Sui listini pesano le incertezze sull'esito del referendum costituzionale in Turchia e le crisi geopolitiche, dalla Corea del Nord alla Siria.

Tra le blue chip sotto pressione i bancari UBS (-1,68%), Credit Suisse (-1,81%) e Julius Bär (-2,94%, ma il titolo viene scambiato senza la cedola del dividendo). Credit Suisse aveva annunciato venerdì che la direzione dell'istituto rinuncia a parte dei propri bonus.

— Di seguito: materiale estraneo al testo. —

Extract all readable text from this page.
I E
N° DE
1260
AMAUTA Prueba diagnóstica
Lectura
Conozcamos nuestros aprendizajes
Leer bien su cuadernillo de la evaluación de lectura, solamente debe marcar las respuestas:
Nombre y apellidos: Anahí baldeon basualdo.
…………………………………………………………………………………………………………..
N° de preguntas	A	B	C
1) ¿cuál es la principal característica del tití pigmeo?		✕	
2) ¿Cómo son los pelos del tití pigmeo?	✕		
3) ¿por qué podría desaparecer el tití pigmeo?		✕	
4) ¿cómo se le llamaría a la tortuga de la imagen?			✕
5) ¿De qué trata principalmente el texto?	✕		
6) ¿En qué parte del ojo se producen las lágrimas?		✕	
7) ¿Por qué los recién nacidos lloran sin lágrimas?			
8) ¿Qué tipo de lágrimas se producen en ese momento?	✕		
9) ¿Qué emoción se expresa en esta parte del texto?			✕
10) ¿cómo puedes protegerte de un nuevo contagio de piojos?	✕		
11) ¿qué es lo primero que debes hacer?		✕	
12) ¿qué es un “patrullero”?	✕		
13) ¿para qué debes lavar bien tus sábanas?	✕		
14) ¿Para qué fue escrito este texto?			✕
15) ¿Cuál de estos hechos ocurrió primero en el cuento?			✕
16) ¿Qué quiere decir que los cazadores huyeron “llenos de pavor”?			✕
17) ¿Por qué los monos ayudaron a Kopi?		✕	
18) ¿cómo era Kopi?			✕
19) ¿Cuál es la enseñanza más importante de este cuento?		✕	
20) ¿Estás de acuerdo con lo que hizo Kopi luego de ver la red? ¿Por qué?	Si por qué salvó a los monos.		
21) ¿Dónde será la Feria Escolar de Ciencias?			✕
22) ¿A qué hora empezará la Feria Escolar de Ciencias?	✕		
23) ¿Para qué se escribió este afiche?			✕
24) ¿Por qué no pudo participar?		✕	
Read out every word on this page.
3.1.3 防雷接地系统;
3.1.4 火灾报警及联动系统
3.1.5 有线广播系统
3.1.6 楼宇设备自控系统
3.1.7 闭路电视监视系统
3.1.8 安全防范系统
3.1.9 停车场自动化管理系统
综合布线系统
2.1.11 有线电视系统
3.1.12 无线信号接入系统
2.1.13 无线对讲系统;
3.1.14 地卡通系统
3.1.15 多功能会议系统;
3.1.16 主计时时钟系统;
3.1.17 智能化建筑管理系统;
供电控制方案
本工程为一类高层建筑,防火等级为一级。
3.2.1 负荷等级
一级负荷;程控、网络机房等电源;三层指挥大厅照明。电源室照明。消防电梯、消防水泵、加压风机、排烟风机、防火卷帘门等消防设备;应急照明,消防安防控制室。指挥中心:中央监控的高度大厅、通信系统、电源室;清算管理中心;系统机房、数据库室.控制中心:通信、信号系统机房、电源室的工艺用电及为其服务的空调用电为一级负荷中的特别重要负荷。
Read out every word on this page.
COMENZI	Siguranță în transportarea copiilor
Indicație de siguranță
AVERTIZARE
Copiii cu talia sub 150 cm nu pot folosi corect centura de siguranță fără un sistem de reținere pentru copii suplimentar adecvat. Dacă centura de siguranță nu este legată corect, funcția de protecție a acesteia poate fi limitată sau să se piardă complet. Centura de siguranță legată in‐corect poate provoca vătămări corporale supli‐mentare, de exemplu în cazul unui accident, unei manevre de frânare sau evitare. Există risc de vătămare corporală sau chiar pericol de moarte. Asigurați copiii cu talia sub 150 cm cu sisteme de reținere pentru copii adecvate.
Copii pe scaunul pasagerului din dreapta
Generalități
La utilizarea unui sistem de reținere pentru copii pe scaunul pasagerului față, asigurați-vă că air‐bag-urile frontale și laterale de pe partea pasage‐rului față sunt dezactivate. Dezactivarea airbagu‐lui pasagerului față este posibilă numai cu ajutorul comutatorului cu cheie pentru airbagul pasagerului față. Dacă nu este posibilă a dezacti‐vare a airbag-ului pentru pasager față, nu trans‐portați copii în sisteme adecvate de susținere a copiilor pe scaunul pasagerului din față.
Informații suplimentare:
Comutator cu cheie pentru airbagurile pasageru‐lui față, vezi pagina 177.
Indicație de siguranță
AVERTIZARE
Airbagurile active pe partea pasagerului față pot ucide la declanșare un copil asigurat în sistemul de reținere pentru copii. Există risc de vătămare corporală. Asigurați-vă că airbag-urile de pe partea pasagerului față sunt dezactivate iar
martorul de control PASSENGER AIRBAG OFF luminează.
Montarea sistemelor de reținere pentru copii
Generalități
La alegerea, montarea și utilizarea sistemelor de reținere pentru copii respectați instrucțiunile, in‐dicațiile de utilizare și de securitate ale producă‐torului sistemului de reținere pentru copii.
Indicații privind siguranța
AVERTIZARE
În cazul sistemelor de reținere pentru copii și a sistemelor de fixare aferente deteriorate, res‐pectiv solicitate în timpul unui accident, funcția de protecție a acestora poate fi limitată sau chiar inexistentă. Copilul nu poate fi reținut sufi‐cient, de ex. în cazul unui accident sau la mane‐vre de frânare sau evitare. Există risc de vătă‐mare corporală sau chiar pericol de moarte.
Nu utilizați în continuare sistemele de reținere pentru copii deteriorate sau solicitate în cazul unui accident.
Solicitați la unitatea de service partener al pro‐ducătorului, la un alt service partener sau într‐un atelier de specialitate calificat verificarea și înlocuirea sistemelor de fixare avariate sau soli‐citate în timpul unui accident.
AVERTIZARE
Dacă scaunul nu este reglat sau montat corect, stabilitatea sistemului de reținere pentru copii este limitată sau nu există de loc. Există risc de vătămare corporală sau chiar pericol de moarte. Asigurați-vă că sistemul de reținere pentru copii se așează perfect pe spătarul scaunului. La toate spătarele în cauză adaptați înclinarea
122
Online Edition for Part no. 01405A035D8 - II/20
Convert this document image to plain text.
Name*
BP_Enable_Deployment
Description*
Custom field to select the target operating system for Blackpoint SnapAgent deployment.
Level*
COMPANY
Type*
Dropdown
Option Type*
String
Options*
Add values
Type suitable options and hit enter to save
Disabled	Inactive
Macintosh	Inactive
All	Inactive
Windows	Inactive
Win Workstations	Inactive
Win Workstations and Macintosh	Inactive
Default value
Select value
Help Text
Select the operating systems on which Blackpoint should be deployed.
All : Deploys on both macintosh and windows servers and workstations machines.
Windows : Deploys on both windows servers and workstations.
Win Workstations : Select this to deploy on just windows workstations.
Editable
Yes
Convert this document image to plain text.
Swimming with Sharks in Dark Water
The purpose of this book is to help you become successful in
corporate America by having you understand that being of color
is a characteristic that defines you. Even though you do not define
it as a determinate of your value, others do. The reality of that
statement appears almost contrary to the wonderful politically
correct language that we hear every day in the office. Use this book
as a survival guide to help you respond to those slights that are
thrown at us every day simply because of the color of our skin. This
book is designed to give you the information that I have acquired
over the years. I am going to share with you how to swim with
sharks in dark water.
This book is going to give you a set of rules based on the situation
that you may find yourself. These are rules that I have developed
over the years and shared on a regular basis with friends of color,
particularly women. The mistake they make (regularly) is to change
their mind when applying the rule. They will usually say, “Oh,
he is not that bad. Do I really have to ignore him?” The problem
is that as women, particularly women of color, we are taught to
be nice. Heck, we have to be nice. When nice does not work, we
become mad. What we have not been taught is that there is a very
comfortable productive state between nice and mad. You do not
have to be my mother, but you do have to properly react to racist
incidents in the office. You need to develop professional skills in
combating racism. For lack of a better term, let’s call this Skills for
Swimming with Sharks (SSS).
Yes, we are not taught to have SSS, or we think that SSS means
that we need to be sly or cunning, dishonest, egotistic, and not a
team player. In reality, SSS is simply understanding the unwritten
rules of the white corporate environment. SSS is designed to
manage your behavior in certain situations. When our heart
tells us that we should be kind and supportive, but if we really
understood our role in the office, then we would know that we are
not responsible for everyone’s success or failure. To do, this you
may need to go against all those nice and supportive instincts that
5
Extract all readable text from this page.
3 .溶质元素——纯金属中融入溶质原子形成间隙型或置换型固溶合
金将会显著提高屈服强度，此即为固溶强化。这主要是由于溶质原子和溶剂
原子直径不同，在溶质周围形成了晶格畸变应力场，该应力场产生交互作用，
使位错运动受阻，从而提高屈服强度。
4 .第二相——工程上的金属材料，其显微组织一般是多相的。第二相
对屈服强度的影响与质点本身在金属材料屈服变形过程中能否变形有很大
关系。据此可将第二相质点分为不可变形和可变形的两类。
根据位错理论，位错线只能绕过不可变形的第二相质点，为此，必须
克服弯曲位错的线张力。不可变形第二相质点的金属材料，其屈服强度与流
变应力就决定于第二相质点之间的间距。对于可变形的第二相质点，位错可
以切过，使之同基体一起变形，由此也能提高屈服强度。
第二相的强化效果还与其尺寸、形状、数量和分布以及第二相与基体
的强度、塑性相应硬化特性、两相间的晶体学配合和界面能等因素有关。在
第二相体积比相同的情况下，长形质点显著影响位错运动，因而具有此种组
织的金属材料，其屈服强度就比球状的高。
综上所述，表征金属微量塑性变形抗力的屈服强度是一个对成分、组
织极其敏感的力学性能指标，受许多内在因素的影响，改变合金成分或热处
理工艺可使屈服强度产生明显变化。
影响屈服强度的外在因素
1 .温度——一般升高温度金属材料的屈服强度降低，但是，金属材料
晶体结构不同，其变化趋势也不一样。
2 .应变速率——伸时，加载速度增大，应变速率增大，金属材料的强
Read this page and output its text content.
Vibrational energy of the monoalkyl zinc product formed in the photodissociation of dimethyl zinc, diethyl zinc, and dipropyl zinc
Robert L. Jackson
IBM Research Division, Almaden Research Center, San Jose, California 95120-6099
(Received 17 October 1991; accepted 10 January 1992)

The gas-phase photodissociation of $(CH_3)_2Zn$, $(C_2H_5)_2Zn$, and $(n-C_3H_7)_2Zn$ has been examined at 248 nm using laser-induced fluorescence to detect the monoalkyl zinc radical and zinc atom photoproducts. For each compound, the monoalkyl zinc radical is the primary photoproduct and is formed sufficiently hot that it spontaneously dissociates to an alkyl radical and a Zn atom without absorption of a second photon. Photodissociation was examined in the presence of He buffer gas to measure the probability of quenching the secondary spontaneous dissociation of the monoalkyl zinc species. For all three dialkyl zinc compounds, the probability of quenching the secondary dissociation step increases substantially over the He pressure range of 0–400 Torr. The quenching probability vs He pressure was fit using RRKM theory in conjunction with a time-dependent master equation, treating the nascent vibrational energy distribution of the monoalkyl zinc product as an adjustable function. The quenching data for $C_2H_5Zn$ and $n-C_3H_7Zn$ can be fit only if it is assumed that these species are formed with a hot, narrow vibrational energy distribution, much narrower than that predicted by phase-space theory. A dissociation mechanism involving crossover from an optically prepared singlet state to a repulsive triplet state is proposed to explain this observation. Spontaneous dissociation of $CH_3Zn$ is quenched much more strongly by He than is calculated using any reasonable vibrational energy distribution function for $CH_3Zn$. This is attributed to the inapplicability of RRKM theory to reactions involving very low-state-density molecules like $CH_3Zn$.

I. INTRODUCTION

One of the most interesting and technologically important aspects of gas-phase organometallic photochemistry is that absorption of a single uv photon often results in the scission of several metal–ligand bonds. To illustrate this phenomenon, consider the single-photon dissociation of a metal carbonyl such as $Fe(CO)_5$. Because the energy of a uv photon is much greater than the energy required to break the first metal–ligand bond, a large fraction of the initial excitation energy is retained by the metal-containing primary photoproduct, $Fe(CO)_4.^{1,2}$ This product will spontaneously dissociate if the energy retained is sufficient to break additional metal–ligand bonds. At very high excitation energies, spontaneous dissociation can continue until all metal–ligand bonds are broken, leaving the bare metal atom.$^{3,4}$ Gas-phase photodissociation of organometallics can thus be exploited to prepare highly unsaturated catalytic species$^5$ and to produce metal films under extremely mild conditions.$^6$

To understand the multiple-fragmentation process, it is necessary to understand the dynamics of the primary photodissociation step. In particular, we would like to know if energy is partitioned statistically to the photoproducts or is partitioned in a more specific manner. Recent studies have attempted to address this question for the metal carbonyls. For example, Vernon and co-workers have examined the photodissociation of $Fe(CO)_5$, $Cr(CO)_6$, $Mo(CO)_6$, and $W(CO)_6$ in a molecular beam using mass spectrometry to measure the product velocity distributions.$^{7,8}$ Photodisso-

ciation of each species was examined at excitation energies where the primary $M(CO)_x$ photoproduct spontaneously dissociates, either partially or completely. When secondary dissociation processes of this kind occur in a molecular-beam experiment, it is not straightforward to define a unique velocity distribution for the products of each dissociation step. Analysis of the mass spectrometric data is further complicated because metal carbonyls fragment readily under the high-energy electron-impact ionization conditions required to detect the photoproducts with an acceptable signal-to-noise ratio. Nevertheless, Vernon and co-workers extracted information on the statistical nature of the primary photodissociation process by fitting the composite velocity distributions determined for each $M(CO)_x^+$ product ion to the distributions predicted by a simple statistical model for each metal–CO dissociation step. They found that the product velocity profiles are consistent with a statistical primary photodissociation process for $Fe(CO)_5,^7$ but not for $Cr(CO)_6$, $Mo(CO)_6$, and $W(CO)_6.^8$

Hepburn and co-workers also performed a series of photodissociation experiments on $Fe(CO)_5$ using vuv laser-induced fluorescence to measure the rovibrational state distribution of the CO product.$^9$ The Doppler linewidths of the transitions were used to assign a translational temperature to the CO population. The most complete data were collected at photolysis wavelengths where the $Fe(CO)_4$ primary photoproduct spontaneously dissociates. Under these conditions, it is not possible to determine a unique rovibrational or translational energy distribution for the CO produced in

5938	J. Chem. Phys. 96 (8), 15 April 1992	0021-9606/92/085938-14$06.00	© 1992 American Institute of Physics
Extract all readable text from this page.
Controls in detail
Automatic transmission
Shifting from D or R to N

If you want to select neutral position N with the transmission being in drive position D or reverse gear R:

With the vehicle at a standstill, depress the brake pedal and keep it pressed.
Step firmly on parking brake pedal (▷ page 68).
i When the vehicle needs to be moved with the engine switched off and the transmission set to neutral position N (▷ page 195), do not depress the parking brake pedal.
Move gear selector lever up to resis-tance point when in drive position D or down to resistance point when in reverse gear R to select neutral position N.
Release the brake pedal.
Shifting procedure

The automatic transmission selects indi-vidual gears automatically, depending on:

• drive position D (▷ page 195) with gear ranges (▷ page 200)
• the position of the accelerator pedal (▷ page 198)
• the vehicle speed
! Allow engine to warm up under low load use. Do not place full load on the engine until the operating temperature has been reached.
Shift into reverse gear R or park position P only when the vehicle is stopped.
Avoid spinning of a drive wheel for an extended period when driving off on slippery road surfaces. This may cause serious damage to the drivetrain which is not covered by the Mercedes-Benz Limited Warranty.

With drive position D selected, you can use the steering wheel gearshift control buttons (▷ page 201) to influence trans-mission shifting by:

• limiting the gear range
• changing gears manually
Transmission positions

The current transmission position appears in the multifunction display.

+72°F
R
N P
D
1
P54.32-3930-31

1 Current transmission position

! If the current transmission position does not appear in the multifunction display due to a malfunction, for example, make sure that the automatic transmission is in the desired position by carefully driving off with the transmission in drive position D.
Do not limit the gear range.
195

Pesanti anche i ciclici ABB (-1,61%), LafargeHolcim (-1,34%), Adecco (-1,24%), mentre Geberit limita le perdite allo 0,35%. Tra i pesi massimi difensivi Nestlé scende dello 0,13%, Novartis dello 0,61% e Roche dello 0,16%. In controtendenza sono solo Swisscom (+0,53%) e Swiss Life (+0,06%). Invariata Swiss Re, la quale ha comunicato l'intenzione di creare una filiale con sede a Singapore per le attività di riassicurazione in Asia.

GAM, che ha annunciato oggi un aumento del 5% degli averi amministrati nel primo trimestre e ha confermato i propri obbiettivi a medio termine, cede il 2,04%.